Ultrafast optics: fundamentals and applications

• Recall the operation of a continuous-wave laser and describe representations of ultra-short laser pulses and their key properties using mathematical classifications;
• Explain the principal of active mode-locking using a simplified framework to analyze the contribution of key components to the overall laser dynamics;
• Show how the interaction of ultra-short laser pulses with a purely dispersive medium can affect the pulse shape;
• Apply a mathematical model to evaluate the properties of ultra-short laser pulses generated by a passively mode-locked laser;
• Sketch designs and explain the operation limits of instruments that can measure ultra-short laser pulses;
• Create a blueprint for an ultrafast laser system and argue how your choices meet the requirements of specific applications;
• Describe the importance of carrier-envelope phase stability of sources of single- and sub-cycle light pulses and optical frequency combs;
• Design a methodology for the generation of low-frequency mid-IR or THz radiation based on principles of nonlinear optical down-conversion (either perturbative or non-perturbative) and explain the interaction dynamics using a theoretical framework;
• Analyze laboratory generated spectroscopic data to extract physical properties of matter.

The course comprises of three blocks: fundamentals, practical systems, and applications. The
blocks cover the following topics:
• Primers: review of laser essentials and overview of ultra-short light pulses;
• Generation and modelling of ultrafast laser pulses;
• Dispersion of ultra-short pulses and pulse compression techniques
• Measurement techniques for ultrafast pulses: correlation methods and full electric field
reconstruction;
• Evolution of chirped pulse amplification
• Parametric amplification and frequency conversion
• Carrier envelope phase stability, few-cycle pulses and optical frequency combs;
• Modern ultrafast laser systems
• Ultrafast mid-infrared and THz sources;
• Hot topics in ultrafast science, including ultrafast THz spectroscopy

34034/34052, Bachelor’s degree in science or technical subjects. It is not advisable to follow the course without basic knowledge of lasers and non-linear optics, as this can result in considerable extra work compared to the standard. It is recommended that course 34034 has been passed. The course 34052 is useful background knowledge. Basic knowledge of the programming language Python is recommended.

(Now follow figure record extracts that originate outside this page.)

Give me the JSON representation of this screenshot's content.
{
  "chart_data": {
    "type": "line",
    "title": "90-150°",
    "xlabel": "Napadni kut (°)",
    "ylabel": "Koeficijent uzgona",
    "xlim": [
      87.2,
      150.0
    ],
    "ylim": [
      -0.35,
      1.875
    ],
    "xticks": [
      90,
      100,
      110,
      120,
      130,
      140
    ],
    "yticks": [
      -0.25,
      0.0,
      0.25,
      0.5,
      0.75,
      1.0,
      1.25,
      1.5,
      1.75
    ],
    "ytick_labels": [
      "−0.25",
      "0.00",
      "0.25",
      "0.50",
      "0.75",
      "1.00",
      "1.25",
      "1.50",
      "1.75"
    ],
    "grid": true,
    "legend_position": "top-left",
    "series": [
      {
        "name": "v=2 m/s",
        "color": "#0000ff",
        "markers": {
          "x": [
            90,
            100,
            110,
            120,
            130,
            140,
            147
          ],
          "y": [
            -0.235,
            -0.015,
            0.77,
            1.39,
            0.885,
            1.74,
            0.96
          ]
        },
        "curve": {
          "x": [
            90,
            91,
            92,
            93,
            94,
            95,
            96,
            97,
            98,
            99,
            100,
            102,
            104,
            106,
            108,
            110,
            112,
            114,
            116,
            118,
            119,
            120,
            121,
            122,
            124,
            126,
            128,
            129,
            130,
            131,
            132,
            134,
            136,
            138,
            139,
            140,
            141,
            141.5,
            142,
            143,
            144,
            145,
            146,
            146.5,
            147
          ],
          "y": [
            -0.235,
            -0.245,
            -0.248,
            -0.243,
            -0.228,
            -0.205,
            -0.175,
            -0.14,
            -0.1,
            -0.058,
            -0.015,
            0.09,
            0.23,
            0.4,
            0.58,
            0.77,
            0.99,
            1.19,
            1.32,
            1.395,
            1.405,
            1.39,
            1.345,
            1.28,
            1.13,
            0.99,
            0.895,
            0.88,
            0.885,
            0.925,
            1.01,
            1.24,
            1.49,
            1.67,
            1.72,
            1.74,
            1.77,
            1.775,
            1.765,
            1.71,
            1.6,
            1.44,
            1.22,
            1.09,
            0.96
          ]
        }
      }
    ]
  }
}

Lectures, demonstrations, in-class exercises and quizzes, and student presentations.

Minimum: 5, Maximum: 40.

Please be aware that this course has a minimum requirement for the number of participants needed, in order for it to be held. If these requirements are not met, then the course will not be held. Furthermore, there is a limited number of seats available. If there are too many applicants, a pool will be created for the remainder of the qualified applicants, and they will be selected at random. You will be informed 8 days before the start of the course, whether you have been allocated a spot.